Post-processors

The anemoi-graphs package provides an API to implement post-processors, which are optional methods applied after a graph is constructed. These post-processors allow users to modify or refine the graph to suit specific use cases. They can be configured in the recipe file to enable flexible and automated post-processing workflows.

RemoveUnconnectedNodes

The RemoveUnconnectedNodes post-processor is designed to prune unconnected nodes from a graph. This is particularly useful in scenarios where disconnected nodes do not contribute to the analysis or where the focus is limited to a specific subset of the graph.

One notable application of RemoveUnconnectedNodes is in Limited Area Modeling (LAM), where a global dataset is often specified as a forcing boundary, but the analysis is only concerned with nodes near the limited area boundary. By pruning unconnected nodes, this post-processor ensures the resulting graph is focused on the region of interest, making it more efficient during training.

The RemoveUnconnectedNodes post-processor also provides functionality to store the indices of the pruned nodes (mask). This feature is particularly valuable for workflows involving training or inference, as it enables users to repeat the same masking operation consistently across different stages of analysis. To enable this feature, the user can specify the save_indices_mask_attr parameter. This parameter takes a string that represents the name of the new node attribute where the masking indices will be stored.

nodes: ...
edges: ...

post_processors:
- _target_: anemoi.graphs.processors.RemoveUnconnectedNodes
   nodes_name: data
   save_mask_indices_to_attr: indices_connected_nodes # optional

The RemoveUnconnectedNodes post-processor also supports an ignore argument, which is optional but highly convenient in certain use cases. This argument corresponds to the name of a node attribute used as a mask to prevent certain nodes from being dropped, even if they are unconnected. For example, in LAM workflows, it may be necessary to retain data nodes from the regional dataset that remain unconnected.

By specifying the ignore argument, users can ensure that such nodes are preserved. For example:

nodes: ...
edges: ...

post_processors:
- _target_: anemoi.graphs.processors.RemoveUnconnectedNodes
   nodes_name: data
   ignore: important_nodes
   save_mask_indices_to_attr: indices_connected_nodes # optional

In this configuration, any node with the attribute important_nodes set will not be pruned, regardless of its connectivity status.

RestrictEdgeLength

The RestrictEdgeLength post-processor will remove edges longer than a certain treshold (set in km). This can be useful when one or multiple edge builders create edges of various lenghts, some of which are undesirable. For example when using KNNEdges applied to all of the hidden mesh but only a subset of the data nodes (e.g. those in a LAM region) also connections are made to hidden mesh nodes very far away from the restricted set of data nodes. With this post-processor one can remove such edges, effectively providing a KNNedges algorithm applied only that part of the data mesh within a certain distance to the restricted set of data nodes.

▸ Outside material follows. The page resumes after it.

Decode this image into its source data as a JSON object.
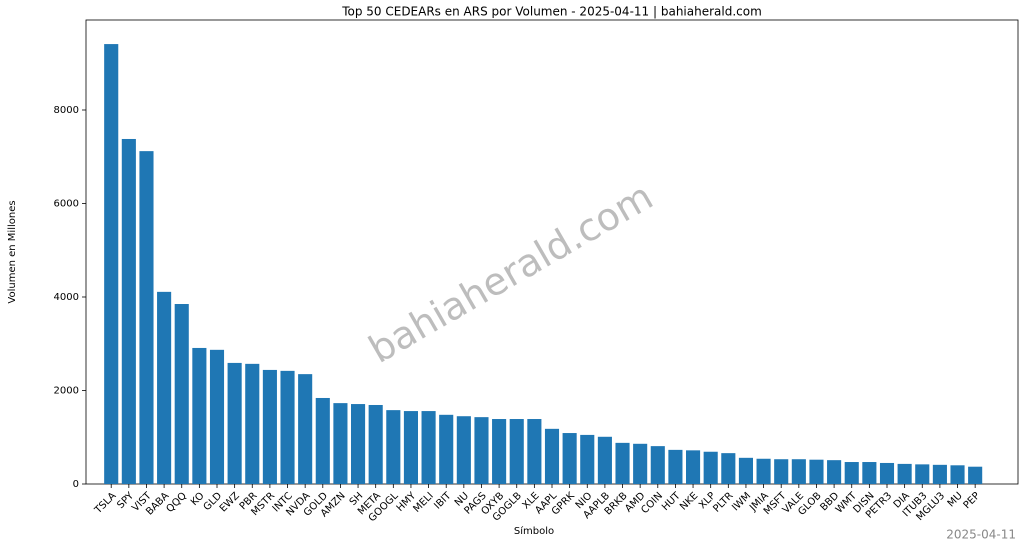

After the long edges are removed the edge attributes are recomputed, since the removal of a large number of edges can change their distribution.

nodes: ...
edges: ...

post_processors:
- _target_: anemoi.graphs.processors.RestrictEdgeLength
  source_name: data                #source nodes of the edges to be processed
  target_name: hidden              #target nodes of the edges to be processed
  max_length_km: 20                #edges longer than the threshold of 20 km will be removed

The RestrictEdgeLength post-processor also supports the source_mask_attr_name and target_mask_attr_name arguments. These are optional but allow to refer to a Boolean attribute of the source/target nodes and only those edges whose source/target is True under this Boolean mask will be postprocessed. This can be useful if one wants to exclude a subset of edges that are allowed to be longer than the threshold. An example usage:

nodes: ...
   attributes:
      cutout:
         _target_: anemoi.graphs.nodes.attributes.CutOutMask
edges: ...
postprocessors:
- _target_: anemoi.graphs.processors.RestrictEdgeLength
  source_name: data                #source nodes of the edges to be processed
  target_name: hidden              #target nodes of the edges to be processed
  max_length_km: 20                    #edges longer than this threshold (in km) will be removed
  source_mask_attr_name: cutout    #optional

With this configuration only edges whose source is in the cutout region will be post-processed, i.e. those edges with source node outside the cutout region will be preserved regardless of their length.